Absolument. J’ai grandi dans une ville où quand on était dans le bus scolaire pour rentrer à la maison, on avait peur de se faire tabasser juste parce qu’on portait un sweat à capuche Slipknot. Je pense qu’aujourd’hui, les genres musicaux se sont un peu ouverts, on peut aimer du rock et du metal mais aussi d’autres choses. While She Sleeps n’a pas peur d’être émotionnel, et pour autant nous aimons la musique heavy. Je pense que ça découle du fait que nous avons grandi dans des situations différentes. Comme tu le dis, on a envie d’avoir un sentiment d’appartenance à quelque chose avec le reste des outsiders. C’est exactement ce que je ressentais étant gamin. J’avais de la chance, parce que j’étais plutôt bon au football. J’aimais le rock, le metal et ce genre de chose, mais j’étais aussi assez doué au football, donc j’avais un peu mes entrées auprès des cailleras, si tu veux [rires]. Mais il est clair que j’ai pris quelques coups parce que j’écoutais du rock et du metal. J’imagine que ce que nous voulons, c’est que les gens aient ce sentiment d’appartenance à une communauté, car c’était mon cas quand j’allais à des concerts et que je me sentais un peu différent des autres gens. La communauté rock et metal, c’est là où je me sentais à l’aise. Avec un peu de chance, c’est exactement ce que les gens trouveront dans la Sleeps Society. C’est une bonne remarque que tu soulèves, c’est clairement quelque chose que nous essayons d’accomplir avec ça. Ce n’est pas toujours un long fleuve tranquille pour plein de gens. S’ils trouvent du réconfort en discutant avec d’autres gens à propos de notre musique et de notre groupe, et que ça leur offre un espace où se réfugier quand ils rentrent de l’école ou du travail, pour parler de quelque chose qui les passionne, que ce soit While She Sleeps, la musique en général, la guitare ou autre chose, alors c’est extraordinaire. C’est ce que nous voulons.

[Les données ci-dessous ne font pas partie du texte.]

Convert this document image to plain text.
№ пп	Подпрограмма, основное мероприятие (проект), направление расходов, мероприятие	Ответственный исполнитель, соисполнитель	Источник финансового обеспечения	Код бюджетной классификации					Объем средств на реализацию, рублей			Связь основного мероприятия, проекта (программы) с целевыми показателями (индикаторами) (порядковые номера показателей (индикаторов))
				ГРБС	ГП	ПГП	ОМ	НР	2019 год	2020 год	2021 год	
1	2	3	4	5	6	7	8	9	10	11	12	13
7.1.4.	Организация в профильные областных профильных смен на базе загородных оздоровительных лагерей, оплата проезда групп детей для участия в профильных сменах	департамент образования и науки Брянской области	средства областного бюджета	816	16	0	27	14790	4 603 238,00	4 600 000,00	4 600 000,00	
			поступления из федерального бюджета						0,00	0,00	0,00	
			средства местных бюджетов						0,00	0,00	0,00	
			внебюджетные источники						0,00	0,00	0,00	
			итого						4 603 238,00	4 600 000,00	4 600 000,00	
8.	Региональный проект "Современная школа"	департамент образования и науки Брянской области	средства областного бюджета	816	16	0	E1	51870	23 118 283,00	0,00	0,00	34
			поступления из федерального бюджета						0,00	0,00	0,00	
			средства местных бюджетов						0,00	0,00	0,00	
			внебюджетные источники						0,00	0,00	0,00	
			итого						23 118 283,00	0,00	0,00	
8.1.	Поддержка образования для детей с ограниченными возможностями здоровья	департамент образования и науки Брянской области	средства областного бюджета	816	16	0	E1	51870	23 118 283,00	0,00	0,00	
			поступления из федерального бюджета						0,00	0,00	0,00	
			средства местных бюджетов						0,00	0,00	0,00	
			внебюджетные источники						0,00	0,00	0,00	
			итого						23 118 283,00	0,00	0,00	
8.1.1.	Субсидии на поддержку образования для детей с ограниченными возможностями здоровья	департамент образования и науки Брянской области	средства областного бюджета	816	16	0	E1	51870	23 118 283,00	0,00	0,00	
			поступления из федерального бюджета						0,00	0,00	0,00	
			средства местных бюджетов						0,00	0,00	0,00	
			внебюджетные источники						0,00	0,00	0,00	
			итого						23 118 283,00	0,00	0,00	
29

T’intéresses-tu toujours au football ?

Plus tellement. Le reste du groupe ne s’intéresse pas du tout au football, donc quand je suis en tournée, c’est un peu difficile de regarder les matchs. Si je suis à la maison et qu’il y a du football à la télé, en fonction du match, je vais regarder. Quand j’étais plus jeune, je soutenais Manchester United. J’espère que tu ne vas pas me détester pour ça !

J’aurais cru que tu serais plutôt un grand fan de Sheffield United !

Je suis souvent allé les voir. J’avais un ami quand j’étais gamin qui avait un abonnement à la saison et il m’emmenait avec lui. Mais le tout premier match que je suis allé voir, c’était un match de Manchester United, donc je les soutiens depuis ce jour.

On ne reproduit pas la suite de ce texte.